I was picturing it more like respondWith.

addEventListener('launch', e => {
    e.launchVia(async () => {
        // TODO: Async launch stuff
    });
});

So it would be shorthand for waitUntil, preventDefault and stopPropogation, which I think makes it slightly more acceptable. WDYT? If the launch handler didn't open/focus/notify before the promise passed to launchVia, then we would do the default launch action.

This could be ok. Multiple launch events at once seems unlikely, right?

It definitely shouldn't be common. I was thinking of the case where a user rapidly opens a number of files by double clicking on each one.

Are we defining 'active' in terms of waitUntil?

Yup, in terms of waitUntil or launchVia, if we had that.

I think implicit would be really hard to track

Hmm, that's a good point. I was assuming we have some kind of infrastructure for this already in place. Isn't it a requirement that push notifications show a notification? (I just had a look and couldn't find anything to back this up, maybe I just invented it).

I think even if we required developers to call preventDefault we'd need some way of detecting whether the application opened/focused/notified, so we can stop apps from silently swallowing launches :/ Any ideas how we could go about this?

jakearchibald commented 5 years ago

Isn't it a requirement that push notifications show a notification?

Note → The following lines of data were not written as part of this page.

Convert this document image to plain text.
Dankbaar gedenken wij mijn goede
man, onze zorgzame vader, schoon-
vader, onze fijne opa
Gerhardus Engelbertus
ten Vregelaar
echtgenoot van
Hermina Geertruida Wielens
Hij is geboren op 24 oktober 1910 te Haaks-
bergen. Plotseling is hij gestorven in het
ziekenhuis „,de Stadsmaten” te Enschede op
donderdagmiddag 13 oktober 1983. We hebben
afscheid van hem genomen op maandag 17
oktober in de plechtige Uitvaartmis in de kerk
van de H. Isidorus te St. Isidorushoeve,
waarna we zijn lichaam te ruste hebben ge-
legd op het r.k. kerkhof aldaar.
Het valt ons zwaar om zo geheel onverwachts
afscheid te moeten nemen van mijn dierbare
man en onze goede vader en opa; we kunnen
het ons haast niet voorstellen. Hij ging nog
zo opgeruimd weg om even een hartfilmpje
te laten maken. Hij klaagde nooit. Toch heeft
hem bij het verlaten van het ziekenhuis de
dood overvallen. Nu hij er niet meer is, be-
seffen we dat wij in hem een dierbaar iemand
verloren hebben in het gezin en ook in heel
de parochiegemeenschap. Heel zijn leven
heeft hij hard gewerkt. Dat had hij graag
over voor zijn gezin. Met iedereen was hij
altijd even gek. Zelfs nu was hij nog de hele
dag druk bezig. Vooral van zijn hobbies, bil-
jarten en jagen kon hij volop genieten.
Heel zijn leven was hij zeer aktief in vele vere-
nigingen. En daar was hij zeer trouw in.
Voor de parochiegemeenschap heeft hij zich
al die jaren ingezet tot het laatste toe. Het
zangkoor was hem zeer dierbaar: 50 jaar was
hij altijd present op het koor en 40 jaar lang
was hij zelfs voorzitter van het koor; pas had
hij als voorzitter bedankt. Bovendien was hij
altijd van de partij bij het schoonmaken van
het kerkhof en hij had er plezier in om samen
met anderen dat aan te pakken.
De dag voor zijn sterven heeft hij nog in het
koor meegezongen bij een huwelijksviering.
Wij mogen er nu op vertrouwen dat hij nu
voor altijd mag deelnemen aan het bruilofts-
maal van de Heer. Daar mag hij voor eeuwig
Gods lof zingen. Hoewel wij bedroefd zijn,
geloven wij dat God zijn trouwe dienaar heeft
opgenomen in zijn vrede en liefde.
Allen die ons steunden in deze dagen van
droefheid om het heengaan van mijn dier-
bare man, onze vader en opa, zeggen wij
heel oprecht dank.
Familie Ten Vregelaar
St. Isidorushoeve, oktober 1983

Yeah. The reason is we don't want the app to use up resources in the background without the user being reminded that the app has those permissions. So in this case it doesn't really matter if the notification was shown in relation to a different event that happened at the same time, the important thing is a notification is shown.

Whereas here, it seems like you want to guarantee that the developer has responded to that particular launch event.

Any ideas how we could go about this?

I'll have a think, but right now I can only see two directions.